Jacuzzi, mobilier en formica, fauteuils sixties, statues aguicheuses et peintures de couples en pleins ébats ou de muses dénudées… mais aussi matelas rond, lit-carrosse, armure médiévale et une profusion de téléviseurs encastrés à même les murs, parfois seules fenêtres rappelant que le monde extérieur n’est jamais bien loin.
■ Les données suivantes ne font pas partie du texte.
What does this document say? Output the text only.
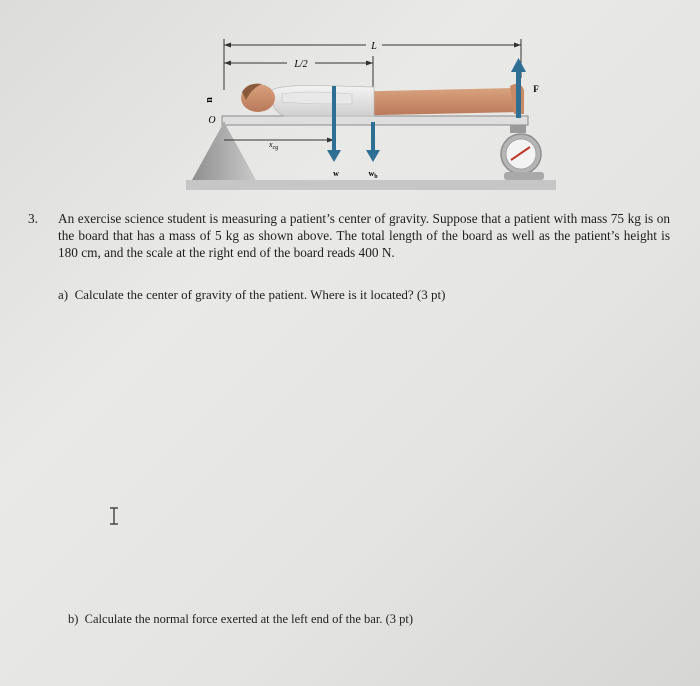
L
L/2
n
O
$x_{cg}$
w	$w_b$
F
3. An exercise science student is measuring a patient’s center of gravity. Suppose that a patient with mass 75 kg is on the board that has a mass of 5 kg as shown above. The total length of the board as well as the patient’s height is 180 cm, and the scale at the right end of the board reads 400 N.
a) Calculate the center of gravity of the patient. Where is it located? (3 pt)
b) Calculate the normal force exerted at the left end of the bar. (3 pt)
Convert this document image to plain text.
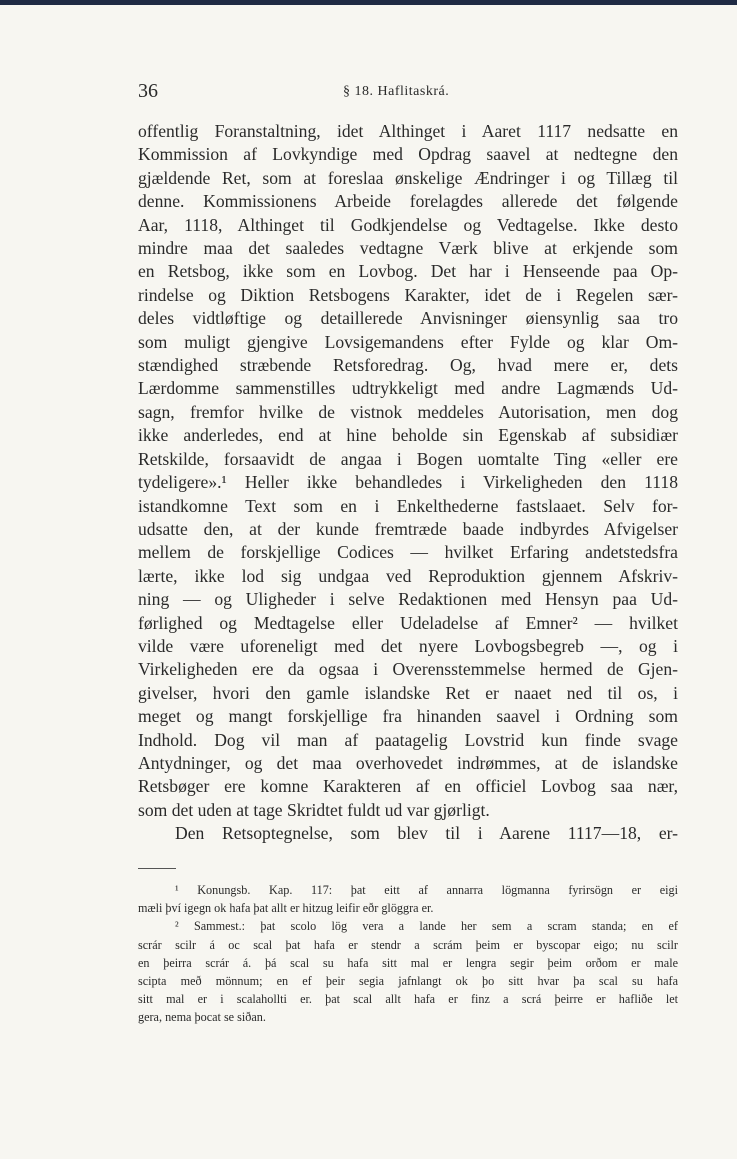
36	§ 18. Haflitaskrá.
offentlig Foranstaltning, idet Althinget i Aaret 1117 nedsatte en
Kommission af Lovkyndige med Opdrag saavel at nedtegne den
gjældende Ret, som at foreslaa ønskelige Ændringer i og Tillæg til
denne. Kommissionens Arbeide forelagdes allerede det følgende
Aar, 1118, Althinget til Godkjendelse og Vedtagelse. Ikke desto
mindre maa det saaledes vedtagne Værk blive at erkjende som
en Retsbog, ikke som en Lovbog. Det har i Henseende paa Op-
rindelse og Diktion Retsbogens Karakter, idet de i Regelen sær-
deles vidtløftige og detaillerede Anvisninger øiensynlig saa tro
som muligt gjengive Lovsigemandens efter Fylde og klar Om-
stændighed stræbende Retsforedrag. Og, hvad mere er, dets
Lærdomme sammenstilles udtrykkeligt med andre Lagmænds Ud-
sagn, fremfor hvilke de vistnok meddeles Autorisation, men dog
ikke anderledes, end at hine beholde sin Egenskab af subsidiær
Retskilde, forsaavidt de angaa i Bogen uomtalte Ting «eller ere
tydeligere».¹ Heller ikke behandledes i Virkeligheden den 1118
istandkomne Text som en i Enkelthederne fastslaaet. Selv for-
udsatte den, at der kunde fremtræde baade indbyrdes Afvigelser
mellem de forskjellige Codices — hvilket Erfaring andetstedsfra
lærte, ikke lod sig undgaa ved Reproduktion gjennem Afskriv-
ning — og Uligheder i selve Redaktionen med Hensyn paa Ud-
førlighed og Medtagelse eller Udeladelse af Emner² — hvilket
vilde være uforeneligt med det nyere Lovbogsbegreb —, og i
Virkeligheden ere da ogsaa i Overensstemmelse hermed de Gjen-
givelser, hvori den gamle islandske Ret er naaet ned til os, i
meget og mangt forskjellige fra hinanden saavel i Ordning som
Indhold. Dog vil man af paatagelig Lovstrid kun finde svage
Antydninger, og det maa overhovedet indrømmes, at de islandske
Retsbøger ere komne Karakteren af en officiel Lovbog saa nær,
som det uden at tage Skridtet fuldt ud var gjørligt.
Den Retsoptegnelse, som blev til i Aarene 1117—18, er-
¹ Konungsb. Kap. 117: þat eitt af annarra lögmanna fyrirsögn er eigi
mæli því igegn ok hafa þat allt er hitzug leifir eðr glöggra er.
² Sammest.: þat scolo lög vera a lande her sem a scram standa; en ef
scrár scilr á oc scal þat hafa er stendr a scrám þeim er byscopar eigo; nu scilr
en þeirra scrár á. þá scal su hafa sitt mal er lengra segir þeim orðom er male
scipta með mönnum; en ef þeir segia jafnlangt ok þo sitt hvar þa scal su hafa
sitt mal er i scalahollti er. þat scal allt hafa er finz a scrá þeirre er hafliðe let
gera, nema þocat se siðan.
Où sommes-nous ? Non pas dans les vestiges usés d’une vie de cour décadente, mais au Fuurin Motel, un « love hotel » japonais abandonné, havre éphémère de paix et d’amour pour couples souvent discrets et en manque d’intimité.

 

love hotel litBobThissen - Urbex : dans l'étrange intimité d'un "love hotel" japonais abandonné

 

Mais qu’est-ce qu’un « love hotel » ? « C’est pour les couples japonais qui ne bénéficient pas de l’intimité de la vie privée offerte par un foyer. Les chambres se louent à l’heure », explique Bob Thissen. Ce photographe néerlandais passionné d’exploration urbaine a percé le secret d’un de ces lieux pas comme les autres qu’il a exploré en douce afin d’en rapporter une série de clichés fascinants – et presque un peu inquiétants.

 

love hotel saloonBobThissen - Urbex : dans l'étrange intimité d'un "love hotel" japonais abandonné

 

Pour CNN, Bob Thissen raconte que pour son intrusion dans ce love hotel abandonné il a dû faire beaucoup de recherches sur Internet au préalable, car même si le Fuurin Motel est célèbre au Japon, les habitants en parlent peu : « D’un côté c’était une expérience vraiment cool, mais d’autre part c’était aussi très bizarre. J’avais peur de toucher quoi que ce soit ».

 

Les love hotels, secrets de polichinelle amoureux

 

Alors que leur apparition remonte à l’ère Edo, la popularité des love hotels s’accroit véritablement à partir des années 1960 avec la prospérité économique du pays qui s’installe. Secrets de polichinelle au Japon, leur fonction est loin d’être anodine dans un pays où les moeurs sexuelles sont souvent dites bien différentes des nôtres. Alors qu’on les appelle tsurekomi yado dans la langue de Mishima, ils représentent un sas de décompression où l’intimité peut enfin s’installer dans un pays où la pièce principale d’une maison ou d’un appartement sert alors souvent de chambre à coucher pour les parents, mais aussi pour les enfants : ce qui donne son importance à ces lieux qui se modernisent à vitesse grand V dans les années 1970.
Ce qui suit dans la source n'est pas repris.